Selon les données collectées à fin septembre 2017, l’emploi dans le secteur public (hors collectivités locales) gabonais a connu un léger repli (-0,1%). Cette petite baisse confirme la tendance actuelle qui trouve son explication dans la nouvelle politique du gouvernement visant à maîtriser les dépenses publiques.

C’est la Direction Générale du Budget et des Finances publiques, une entité au sein du Ministère du Budget et des Comptes Publics, qui a fourni les chiffres. On sait ainsi que l’Etat emploie aujourd’hui 102 367 agents, que la diminution des effectifs de la fonction publique est de – 0,2%, nonobstant une hausse, légère également, de 0,3% de ceux de la main d’œuvre non permanente.

Indication a été donnée en outre que l’état quantitatif de l’effectif public constaté sur ce laps de temps peut être considéré comme l’impact positif de la stratégie gouvernementale en matière de maîtrise de la masse salariale, conformément aux directives du Chef de l’Etat et les priorités définies dans le plan de retour à une croissance forte.

Une autre remarque a également été faite : au terme du troisième trimestre de l’année passée,  la diminution du nombre des agents de l’Etat n’a pas la même proportion pour les ministères et les organes rattachés.
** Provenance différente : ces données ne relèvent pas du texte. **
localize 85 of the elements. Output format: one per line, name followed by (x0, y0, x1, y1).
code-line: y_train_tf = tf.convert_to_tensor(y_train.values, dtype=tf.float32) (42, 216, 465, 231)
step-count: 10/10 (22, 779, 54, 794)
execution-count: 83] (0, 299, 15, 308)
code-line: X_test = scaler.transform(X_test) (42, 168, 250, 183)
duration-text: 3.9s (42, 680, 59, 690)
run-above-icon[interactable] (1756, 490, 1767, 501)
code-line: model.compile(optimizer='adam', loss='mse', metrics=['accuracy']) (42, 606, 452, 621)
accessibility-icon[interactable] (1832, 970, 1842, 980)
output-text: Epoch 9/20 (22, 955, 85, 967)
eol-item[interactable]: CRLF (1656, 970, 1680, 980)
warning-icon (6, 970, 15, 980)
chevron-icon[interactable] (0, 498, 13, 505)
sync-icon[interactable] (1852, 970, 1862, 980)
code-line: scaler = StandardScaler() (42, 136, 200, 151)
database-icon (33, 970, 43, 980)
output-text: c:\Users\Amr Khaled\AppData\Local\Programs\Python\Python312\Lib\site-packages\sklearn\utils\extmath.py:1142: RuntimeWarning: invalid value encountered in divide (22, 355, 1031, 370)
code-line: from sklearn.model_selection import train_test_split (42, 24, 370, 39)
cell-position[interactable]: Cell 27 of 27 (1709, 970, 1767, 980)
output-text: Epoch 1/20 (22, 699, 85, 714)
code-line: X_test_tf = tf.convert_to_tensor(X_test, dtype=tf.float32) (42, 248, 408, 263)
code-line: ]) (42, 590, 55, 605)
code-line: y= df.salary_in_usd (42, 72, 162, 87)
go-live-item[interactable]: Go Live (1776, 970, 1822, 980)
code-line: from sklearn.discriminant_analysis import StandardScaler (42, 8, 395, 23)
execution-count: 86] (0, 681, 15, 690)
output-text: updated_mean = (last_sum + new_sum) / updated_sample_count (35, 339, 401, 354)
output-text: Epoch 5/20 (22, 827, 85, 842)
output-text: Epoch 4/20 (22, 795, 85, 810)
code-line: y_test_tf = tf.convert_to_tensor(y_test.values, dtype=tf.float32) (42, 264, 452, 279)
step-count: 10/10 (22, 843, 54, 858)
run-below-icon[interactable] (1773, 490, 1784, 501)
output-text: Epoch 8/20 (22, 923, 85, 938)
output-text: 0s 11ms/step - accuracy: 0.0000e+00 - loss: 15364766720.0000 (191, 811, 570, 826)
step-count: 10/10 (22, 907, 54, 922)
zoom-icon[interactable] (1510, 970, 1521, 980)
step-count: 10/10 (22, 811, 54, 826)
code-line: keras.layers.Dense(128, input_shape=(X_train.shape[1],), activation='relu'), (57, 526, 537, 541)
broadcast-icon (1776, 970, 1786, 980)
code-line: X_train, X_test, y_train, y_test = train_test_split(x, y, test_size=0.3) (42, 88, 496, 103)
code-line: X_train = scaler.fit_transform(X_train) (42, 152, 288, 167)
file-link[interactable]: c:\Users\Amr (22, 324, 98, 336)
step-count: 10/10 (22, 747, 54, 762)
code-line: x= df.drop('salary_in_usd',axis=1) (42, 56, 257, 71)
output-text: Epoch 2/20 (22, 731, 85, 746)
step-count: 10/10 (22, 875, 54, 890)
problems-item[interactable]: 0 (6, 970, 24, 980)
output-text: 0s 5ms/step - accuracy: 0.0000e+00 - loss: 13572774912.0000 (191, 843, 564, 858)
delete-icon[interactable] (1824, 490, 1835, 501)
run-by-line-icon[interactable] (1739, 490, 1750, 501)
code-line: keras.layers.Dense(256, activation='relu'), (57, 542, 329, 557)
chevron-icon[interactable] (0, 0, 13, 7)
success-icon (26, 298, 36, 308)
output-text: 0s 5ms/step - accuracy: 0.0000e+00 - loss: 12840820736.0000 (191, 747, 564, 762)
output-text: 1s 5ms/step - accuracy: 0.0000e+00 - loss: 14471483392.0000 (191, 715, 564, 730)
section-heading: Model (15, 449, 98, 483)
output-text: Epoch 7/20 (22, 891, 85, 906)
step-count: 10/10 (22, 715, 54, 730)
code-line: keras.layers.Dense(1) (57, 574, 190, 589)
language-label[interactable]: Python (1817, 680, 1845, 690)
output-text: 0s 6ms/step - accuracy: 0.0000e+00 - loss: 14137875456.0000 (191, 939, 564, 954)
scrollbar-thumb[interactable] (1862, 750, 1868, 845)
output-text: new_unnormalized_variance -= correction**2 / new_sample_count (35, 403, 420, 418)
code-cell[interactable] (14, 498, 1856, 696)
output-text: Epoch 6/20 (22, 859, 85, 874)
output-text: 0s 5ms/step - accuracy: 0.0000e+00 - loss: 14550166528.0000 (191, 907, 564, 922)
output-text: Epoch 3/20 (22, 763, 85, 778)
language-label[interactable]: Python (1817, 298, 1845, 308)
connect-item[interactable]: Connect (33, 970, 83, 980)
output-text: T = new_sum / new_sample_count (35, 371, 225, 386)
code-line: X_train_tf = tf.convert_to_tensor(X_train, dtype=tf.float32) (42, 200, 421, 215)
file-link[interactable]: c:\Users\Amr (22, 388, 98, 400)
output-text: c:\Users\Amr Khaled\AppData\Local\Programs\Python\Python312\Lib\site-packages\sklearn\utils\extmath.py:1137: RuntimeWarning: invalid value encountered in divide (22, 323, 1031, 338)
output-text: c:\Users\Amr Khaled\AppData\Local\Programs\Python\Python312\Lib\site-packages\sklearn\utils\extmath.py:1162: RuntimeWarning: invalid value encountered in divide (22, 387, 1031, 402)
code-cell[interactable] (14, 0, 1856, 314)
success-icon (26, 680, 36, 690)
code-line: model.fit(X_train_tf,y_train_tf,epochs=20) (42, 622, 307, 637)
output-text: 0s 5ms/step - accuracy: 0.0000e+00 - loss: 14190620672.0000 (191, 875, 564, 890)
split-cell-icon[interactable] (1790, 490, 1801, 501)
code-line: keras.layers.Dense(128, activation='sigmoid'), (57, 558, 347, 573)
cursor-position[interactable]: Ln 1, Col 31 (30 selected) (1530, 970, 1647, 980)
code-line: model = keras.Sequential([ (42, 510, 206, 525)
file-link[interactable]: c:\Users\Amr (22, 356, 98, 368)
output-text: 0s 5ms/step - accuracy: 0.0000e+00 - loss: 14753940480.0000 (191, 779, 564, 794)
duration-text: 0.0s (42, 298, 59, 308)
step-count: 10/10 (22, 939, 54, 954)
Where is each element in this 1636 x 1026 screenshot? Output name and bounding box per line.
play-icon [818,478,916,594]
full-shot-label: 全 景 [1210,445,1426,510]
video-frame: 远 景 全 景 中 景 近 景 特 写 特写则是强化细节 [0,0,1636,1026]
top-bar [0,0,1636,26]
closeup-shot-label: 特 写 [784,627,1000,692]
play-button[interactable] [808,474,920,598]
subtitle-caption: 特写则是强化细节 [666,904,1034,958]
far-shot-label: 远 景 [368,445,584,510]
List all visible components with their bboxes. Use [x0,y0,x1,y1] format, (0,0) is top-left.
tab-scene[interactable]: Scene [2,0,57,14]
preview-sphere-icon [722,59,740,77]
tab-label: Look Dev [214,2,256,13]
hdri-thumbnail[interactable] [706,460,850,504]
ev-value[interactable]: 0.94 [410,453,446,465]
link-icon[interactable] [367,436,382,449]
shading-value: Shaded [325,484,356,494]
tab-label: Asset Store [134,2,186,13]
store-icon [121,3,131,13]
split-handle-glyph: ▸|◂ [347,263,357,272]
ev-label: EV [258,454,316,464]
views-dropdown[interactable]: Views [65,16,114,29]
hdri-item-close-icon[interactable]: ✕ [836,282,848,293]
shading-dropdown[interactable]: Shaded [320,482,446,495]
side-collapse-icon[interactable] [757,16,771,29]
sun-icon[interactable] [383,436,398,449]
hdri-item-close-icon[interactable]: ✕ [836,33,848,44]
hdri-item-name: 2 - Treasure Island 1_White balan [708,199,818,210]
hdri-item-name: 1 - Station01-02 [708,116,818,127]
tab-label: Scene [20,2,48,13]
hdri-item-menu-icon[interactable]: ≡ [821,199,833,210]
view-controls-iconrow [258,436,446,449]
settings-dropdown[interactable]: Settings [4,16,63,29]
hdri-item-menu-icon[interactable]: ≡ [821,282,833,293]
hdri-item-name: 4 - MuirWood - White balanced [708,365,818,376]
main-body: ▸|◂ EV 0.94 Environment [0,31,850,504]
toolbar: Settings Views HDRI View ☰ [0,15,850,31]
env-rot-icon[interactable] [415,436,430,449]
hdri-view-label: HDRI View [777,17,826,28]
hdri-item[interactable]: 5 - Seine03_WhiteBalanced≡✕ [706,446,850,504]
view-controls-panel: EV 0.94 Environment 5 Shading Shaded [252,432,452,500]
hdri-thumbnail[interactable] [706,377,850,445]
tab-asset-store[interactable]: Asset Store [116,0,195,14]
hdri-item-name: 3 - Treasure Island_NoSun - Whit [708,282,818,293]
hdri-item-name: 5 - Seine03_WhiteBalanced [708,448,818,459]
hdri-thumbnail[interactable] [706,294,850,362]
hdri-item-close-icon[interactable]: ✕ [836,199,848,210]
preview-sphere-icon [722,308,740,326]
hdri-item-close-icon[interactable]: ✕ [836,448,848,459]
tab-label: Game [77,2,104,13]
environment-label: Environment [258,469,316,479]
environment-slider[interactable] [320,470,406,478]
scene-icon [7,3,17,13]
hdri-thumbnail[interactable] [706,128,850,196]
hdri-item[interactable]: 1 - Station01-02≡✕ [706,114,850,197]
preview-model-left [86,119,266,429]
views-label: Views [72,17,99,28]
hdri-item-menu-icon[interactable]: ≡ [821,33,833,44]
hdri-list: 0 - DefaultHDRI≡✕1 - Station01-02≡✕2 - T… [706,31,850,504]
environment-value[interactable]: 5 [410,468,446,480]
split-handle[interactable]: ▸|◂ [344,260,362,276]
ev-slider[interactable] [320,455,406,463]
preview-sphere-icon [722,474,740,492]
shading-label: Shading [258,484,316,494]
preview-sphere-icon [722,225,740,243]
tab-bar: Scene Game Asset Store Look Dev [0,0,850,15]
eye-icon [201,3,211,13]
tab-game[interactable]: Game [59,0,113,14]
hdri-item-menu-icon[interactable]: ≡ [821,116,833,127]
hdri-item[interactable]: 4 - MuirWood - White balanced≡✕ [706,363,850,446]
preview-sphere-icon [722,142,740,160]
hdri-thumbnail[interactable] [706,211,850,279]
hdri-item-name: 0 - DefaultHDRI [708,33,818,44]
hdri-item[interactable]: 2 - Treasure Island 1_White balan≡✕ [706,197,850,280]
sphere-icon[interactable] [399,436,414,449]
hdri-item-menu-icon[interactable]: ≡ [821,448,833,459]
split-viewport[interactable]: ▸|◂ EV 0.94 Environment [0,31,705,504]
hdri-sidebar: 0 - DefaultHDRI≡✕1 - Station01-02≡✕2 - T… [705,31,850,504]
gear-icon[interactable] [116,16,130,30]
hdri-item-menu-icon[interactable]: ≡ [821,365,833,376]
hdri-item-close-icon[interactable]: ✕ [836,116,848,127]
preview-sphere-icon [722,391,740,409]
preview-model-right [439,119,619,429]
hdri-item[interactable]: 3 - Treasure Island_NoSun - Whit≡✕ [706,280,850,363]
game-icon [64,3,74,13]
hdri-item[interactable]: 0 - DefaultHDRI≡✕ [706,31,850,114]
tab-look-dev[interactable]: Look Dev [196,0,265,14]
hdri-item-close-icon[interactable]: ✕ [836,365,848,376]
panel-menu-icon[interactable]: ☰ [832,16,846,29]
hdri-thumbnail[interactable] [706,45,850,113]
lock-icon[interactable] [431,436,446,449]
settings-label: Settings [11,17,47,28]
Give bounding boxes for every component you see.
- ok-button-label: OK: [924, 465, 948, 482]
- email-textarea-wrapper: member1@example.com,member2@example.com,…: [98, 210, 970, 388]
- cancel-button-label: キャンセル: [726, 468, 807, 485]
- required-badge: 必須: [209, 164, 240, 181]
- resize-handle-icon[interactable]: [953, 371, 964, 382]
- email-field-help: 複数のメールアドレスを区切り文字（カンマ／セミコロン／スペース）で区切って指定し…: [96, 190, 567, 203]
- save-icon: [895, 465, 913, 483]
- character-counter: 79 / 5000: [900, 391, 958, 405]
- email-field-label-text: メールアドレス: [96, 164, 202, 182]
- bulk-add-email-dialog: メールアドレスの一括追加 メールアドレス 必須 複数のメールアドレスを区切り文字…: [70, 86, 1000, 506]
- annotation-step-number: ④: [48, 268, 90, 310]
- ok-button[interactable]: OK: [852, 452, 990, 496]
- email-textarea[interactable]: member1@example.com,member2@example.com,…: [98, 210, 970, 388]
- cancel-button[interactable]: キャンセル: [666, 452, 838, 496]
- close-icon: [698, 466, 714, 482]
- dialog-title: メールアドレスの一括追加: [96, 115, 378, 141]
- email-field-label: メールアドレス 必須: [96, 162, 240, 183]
Certains départements ont même encore connu une hausse de leurs effectifs.

Les principales structures administratives à l’origine de cette tendance à la baisse des effectifs sont : les pouvoirs publics (-5,4%), l’administration des transports (-4,9%), l’administration sociale (-0,3%), Autres administrations (-83,0%), cadrant avec les choix opérés par le gouvernement dans l’optique d’assainir les finances publiques. En revanche, l’administration générale (+6,0%), l’administration économique (+9,5%) et l’administration de l’éducation (+0,3%) ne sont pas encore sur la tendance.

Ces départements justifient cette situation « à contre-courant » par la régularisation des situations administratives des agents déjà en présalaire et le renforcement des effectifs dans certains secteurs jugés prioritaires, notamment par rapport aux actions identifiées dans le Plan de relance de l’économie (PRE).